Rawls fuller argument, in a nutshell, said a just society would be the one chosen by rational but ordinary people who did not know what role they would play in it. They would have to choose the structure of society from behind a veil of ignorance which concealed whether they would be rich and priveleged, or poor, or a redhead. Under these conditions, Rawls argued they would choose two rules; firstly liberty, secondly the prosperity of the weakest class. He then argues that redistribution is just to the extent it benefits the poorest in absolute terms; you can’t sacrifice the wealth of the poorest for pure equality where everyone would be poorer.

Rawls cites Amartya Sen and social choice theory, looking to economics not just for part of his argument but part of his premises. A Theory of Justice effectively revived the idealist or contract tradition as a counterpoint to the utilitarian tradition then dominant. He was also a defender of the welfare state liberalism of his time, and a good one. One marker of the breadth of his contribution in reviving an idealist tradition is the phenomenon of libertarian Rawlsians, like, say, Will Wilkinson; they tend to like the veil of ignorance but not the distributive principle.

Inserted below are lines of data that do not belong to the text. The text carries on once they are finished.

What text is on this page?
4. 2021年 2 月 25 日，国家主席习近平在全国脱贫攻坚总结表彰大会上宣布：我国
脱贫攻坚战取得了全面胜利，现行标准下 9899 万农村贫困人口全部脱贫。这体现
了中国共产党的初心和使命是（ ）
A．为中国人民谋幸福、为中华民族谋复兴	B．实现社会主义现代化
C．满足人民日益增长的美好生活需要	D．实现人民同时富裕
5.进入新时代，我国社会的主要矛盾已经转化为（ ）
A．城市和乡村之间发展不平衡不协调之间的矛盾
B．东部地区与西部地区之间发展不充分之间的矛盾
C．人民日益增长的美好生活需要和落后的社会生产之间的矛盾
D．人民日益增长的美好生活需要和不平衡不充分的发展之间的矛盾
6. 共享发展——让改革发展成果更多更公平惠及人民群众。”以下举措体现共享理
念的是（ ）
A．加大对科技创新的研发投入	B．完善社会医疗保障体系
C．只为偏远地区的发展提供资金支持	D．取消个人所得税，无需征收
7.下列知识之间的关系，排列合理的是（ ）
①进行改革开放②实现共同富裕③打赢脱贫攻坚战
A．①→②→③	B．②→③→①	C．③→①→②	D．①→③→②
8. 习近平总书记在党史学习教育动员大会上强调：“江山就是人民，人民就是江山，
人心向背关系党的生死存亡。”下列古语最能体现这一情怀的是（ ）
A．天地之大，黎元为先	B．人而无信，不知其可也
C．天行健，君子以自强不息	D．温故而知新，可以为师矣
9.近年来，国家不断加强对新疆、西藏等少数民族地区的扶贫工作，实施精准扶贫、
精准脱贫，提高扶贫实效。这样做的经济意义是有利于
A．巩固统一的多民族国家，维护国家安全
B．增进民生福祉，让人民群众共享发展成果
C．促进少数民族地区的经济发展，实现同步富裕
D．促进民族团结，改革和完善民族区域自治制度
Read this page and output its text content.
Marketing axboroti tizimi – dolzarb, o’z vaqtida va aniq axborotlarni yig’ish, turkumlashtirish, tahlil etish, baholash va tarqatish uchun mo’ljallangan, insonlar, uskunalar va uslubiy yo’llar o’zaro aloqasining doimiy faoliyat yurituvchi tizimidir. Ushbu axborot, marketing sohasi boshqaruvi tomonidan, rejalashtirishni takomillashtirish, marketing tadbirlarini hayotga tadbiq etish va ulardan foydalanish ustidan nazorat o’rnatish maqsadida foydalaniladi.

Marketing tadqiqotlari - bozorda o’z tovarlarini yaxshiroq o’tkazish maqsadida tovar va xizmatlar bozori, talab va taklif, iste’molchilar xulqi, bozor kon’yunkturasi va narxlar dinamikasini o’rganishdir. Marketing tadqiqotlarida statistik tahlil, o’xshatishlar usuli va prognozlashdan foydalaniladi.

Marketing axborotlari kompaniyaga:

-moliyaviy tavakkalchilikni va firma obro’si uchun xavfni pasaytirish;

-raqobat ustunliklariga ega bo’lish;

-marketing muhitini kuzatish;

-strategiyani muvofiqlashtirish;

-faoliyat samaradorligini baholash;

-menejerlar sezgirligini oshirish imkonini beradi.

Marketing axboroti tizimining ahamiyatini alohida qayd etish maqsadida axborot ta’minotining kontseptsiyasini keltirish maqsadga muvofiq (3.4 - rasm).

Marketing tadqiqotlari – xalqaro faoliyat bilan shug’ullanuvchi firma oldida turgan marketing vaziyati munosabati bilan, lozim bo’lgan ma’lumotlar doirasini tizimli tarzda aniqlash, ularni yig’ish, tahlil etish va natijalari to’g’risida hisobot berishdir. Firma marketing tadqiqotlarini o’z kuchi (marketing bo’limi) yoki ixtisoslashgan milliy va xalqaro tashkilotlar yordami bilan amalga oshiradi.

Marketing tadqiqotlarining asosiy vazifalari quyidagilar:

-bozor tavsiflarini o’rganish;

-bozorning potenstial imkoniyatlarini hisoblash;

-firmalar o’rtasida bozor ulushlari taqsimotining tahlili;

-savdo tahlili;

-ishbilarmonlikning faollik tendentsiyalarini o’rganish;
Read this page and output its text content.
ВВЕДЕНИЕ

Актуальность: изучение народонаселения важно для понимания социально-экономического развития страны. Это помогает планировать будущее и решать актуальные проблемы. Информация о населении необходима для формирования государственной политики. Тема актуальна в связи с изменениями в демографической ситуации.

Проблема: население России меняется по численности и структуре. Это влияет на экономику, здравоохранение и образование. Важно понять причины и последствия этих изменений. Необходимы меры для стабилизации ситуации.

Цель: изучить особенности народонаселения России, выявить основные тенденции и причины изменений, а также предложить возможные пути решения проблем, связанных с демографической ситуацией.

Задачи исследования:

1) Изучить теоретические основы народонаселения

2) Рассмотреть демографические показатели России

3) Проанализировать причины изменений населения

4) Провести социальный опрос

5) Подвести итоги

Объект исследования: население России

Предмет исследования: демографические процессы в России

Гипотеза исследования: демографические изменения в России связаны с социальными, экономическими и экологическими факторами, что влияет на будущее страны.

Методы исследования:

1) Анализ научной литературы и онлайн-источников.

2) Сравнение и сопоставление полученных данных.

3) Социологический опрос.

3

Only in a social union is the individual complete. — Rawls, A Theory of Justice, again

((Rawls was too much the careful scholar to go in much for quotable quotes: he is readable but longwinded. He also preferred to caveat his sentences with learned references and restrictions on their scope. The sentence above he only let slip in an unguarded moment at the end of a footnote.))

There are two contrasting uses of rationality here, one from social choice theory, one from efficient markets theory, that are slightly different, but only slightly. The point is that rational agents aren’t just a vision of utility maximising robots chewing each other to pieces. The considered reasoning behind the veil of ignorance also shows rationality as a vision of people at their best.